Jamie hacked at the lemon, holding it awkwardly in midair. To the right of the car something moved, and then it wasn’t there. Blood flowed from her thumb. “Starting to see things out of the corner of my eye. Over my shoulder, kind of like.”

Dwight tore a strip of paper from the shopping bag, and she wrapped it around her thumb and finished slicing.

But now Dwight seemed to have forgotten the tequila. “I wrote several screenplays in the Army, which I would like to see produced. Prospects would be considerably enhanced if I could see to the financing myself. One was a sequel for the Smokey and the Bandit films—Smokey and the Bandit III. The return on investment there could be very impressive. That’s why we’ve kind of entered into this arrangement, me and the three Houston brothers. One of whom you are connected with intimately.”

“If you’re trying to tell me you guys got some excitement lined up for yourselves, forget it. I know all about it.” But why hadn’t anyone told her exactly what was happening? Hot wires of rage flared in her skull, and it was all she could do to keep them from breaking out of her temples. They’d all been keeping her in the dark, like a child in a house of sickness.

“I just want you to know we’re not all fucked-up cowboys here. In this business I usually find myself working with individuals who can’t see past getting a little cash in hand. But I see this project as one piece, one step along the way. One assesses one’s talents and does whatever is necessary to, like, maximize their potential. Make them bear fruit.”

“One gets one’s jive down and starts talking one’s shit.” She ate another capsule out of her shirt.

“I can be a real force in the film industry,” Dwight insisted.

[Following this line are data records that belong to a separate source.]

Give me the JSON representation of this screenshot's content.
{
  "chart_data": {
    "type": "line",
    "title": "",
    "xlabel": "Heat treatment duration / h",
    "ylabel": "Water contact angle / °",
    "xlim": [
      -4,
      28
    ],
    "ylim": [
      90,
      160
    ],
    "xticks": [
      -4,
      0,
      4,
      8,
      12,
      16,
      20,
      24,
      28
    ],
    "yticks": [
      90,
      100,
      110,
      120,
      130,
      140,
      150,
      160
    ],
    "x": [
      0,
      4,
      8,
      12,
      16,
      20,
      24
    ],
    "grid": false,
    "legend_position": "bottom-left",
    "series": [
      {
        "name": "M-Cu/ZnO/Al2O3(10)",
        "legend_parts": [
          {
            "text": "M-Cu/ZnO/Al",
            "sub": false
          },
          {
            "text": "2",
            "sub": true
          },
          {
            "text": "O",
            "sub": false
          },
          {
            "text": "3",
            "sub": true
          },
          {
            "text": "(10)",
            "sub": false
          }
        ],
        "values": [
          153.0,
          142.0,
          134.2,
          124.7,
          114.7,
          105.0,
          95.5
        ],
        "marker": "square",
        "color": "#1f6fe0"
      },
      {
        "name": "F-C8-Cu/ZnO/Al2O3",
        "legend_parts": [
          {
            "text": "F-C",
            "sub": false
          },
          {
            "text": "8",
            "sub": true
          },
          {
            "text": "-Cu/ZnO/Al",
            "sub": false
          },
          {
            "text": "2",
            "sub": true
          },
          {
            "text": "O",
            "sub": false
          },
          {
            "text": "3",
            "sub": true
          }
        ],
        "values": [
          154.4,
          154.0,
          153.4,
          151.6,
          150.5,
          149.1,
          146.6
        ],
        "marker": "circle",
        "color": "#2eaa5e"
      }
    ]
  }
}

The clouds were wild and black and slowly moving. It was the flattest field she had ever seen. Dwight rested his arm on the seat, around back of her, the fingers light on her shoulder. “We’re all in this general project, all of us together,” he said. His arm was definitely around her. She thought it infinitely strange. “But some of us are doing one thing, and others are into something else entirely. It’s like this,” he said, and turned his huge eyes upon her. “There are some people who are in business, who move in the realm of profit and loss pure and simple”—his mouth appeared to her suddenly as a flapping vagina, a woman’s sex—”and who just naturally pick up that pistol when trying to locate capital. Then there are these low-IQ trigger-pullers who just like to play very very rough, especially with themselves. They think dying by the gun is noisy enough that it must make sense and they figure it just can’t hurt that much, something that noisy.” Something was happening to the bottoms of the clouds — as the sun lowered into the space beneath them and touched the mountains, they burned with a pure golden light. “Some are in it for profit, Jamie, and others are in it for loss.” Those eyes were eating her face. “Just be aware,” he said, “that duplicates are being eliminated.”

On most levels she didn’t follow at all; and then on another level she understood perfectly, the level where methedrine married itself to every word. Rather unexpectedly it occurred to her that her husband Curt, about whom she scarcely ever thought, had been a nice person. These people were not. She knew that she was in a lot of trouble: that whatever she did would be wrong. The darkness — the nothing — the absent places behind doors and inside of things — she looked out at fields in the grip of a miraculous sundown. “You are one scary person,” she told Dwight Snow. “I won’t be surprised when they put a stop to you.”

He took a lemon slice from her lap, unwrapped her finger of its brown bandage, squeezed a red drop onto the pale yellow moon as he held it. “You heard of blood rituals? Cannibal rites?”